Tadi sore ada kisah menarik yang saya baca dari sebuah buku. ada seorang profesor yg kedatangan beberapa orang mantan mahasiswanya. mereka datang dengan penampilan ala metrosexual. mobil mewah, jas bermerk, jam tangan berlapis emas dsb. sang profesor cukup bangga melihat kesuksesan mereka. sambil membiarkan tamunya berbincang2, si profesor menyiapkan kopi untuk mereka. kopi itu dimasukkan kedalam berbagai cangkir yg berbeda. mulai dari berlapis emas, kristal, cangkir antik dari cina, hingga cangkir jelek yg terbuat dari bahan plastik biasa. dan saat dihidangkan, tidak ada satu orangpun yg mengambil cangkir plastik. para tamu tsb tidak tau kalau sang profesor sedang mengamati perilaku mereka. setelah berbicara tentang kesuksesan masing2. pada akhirnya semua tamu tsb mengaku tidak merasa bahagia. sebagai seorang guru, si profesorpun memberi mereka sedikit wejangan, dan berkata:
"now concider this; life is the coffee, and the jobs, money and position in society are the cups. they are just tools to hold and contain life. and do not change the quality of life. sometimes, by concentrating only on the cup, we fail to enjoy the coffee provided. so, don't let the cups drive you, enjoy the coffee instead."
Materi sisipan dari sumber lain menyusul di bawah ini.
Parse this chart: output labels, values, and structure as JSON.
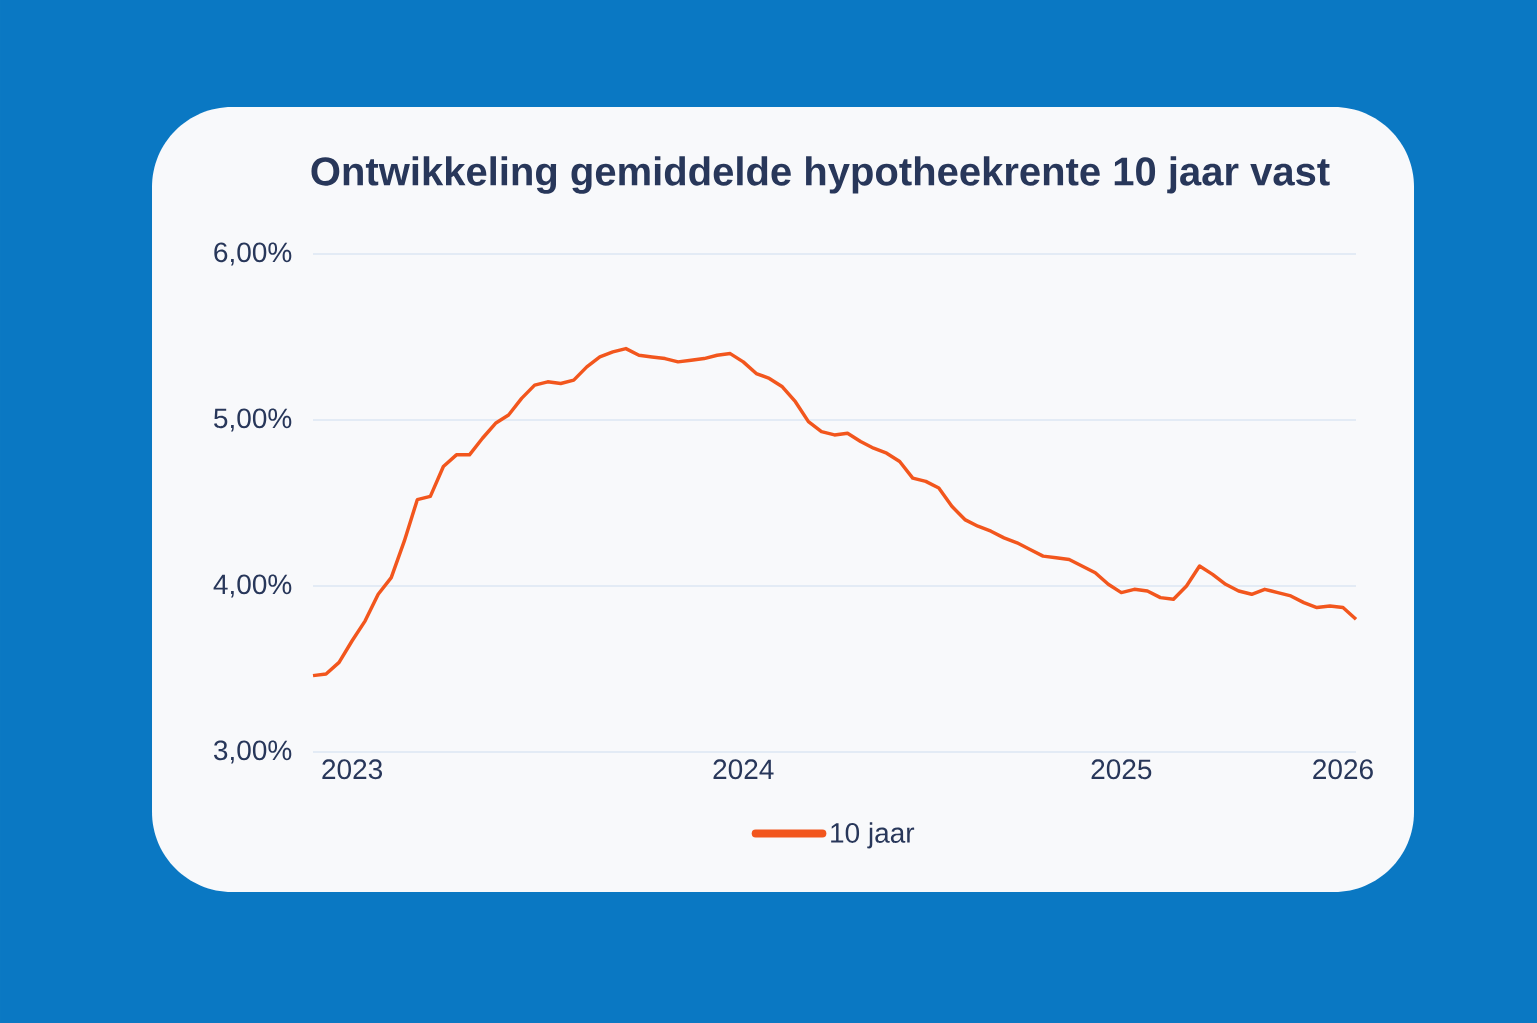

sungguh sebuah kata2 yg memiliki makna yg sangat dalam. ada beberapa ciri orang yang telah bekerja dalam memaknai hidup. Pertama, orang yang sibuk mengejar pekerjaan atau jabatan. orang yang seperti ini berpandangan bahwa semakin banyak cangkir, maka hidup akan semakin bercahaya. fokus hidupnya hanya untuk menambah kepemilikan. sukses diukur dengan seberapa banyak dan bagus apa yang dimiliki. tetangganya beli mobil mewah, maka dia juga akan berusaha untuk memperoleh mobil yg sama, tak jarang lebih bagus.
kedua, mereka yang hidupnya hampa. penuh dengan demdam, dengki dan iri hati. tak ada damai dan kebahagiaan. orang yang seperti ini sering melakukan mal kebaikan untuk menutupi ketidakbahagiaannya. saat merasa ditinggalkan, dia lalu melakukan amal berbuka bersama anak yatim contohnya. menutupi kehampaan dengan cangkir yang lebih mahal.
ketiga, mereka yang konsentrasi membenahi kopinya agar lebih enak, semakin enak dan menjadi sangat enak. mereka tidak pernah dipusingkan dengan penampilan cangkir. fokus pada kehidupan dan hidup yg bermakna.
terkadang memang kita tidak sadar, lebih menghawatirkan cangkir, padahal kita harus fokus pada kopi. so, enjoy your coffee, my friend!!!

Minggu, 25 Februari 2007

cerpen_ku

Hanya Diam

Tangannya mengunci pintu rumah. sebuah tas besar menempel di bahu kiri dan tas kecil menempel di bahu kanan. Di bibirnya terselip sebatang rokok yang belum menyala. kakinya melangkah menyusuri jalan kompleks kampus dimana dia tinggal dan kuliah. dia menoleh kebelakang, menatap dalam-dalam bangunan kokoh kampus itu, seperti hendak melepas semua kenangan. kenangan akan kebersamaan dengan teman-teman sesama aktivis, terutama kenangannya akan Dinda. Dinda adalah cinta, jiwa dan nafas baginya. dan Dinda jugalah yang menjadi alasan kepergiannya.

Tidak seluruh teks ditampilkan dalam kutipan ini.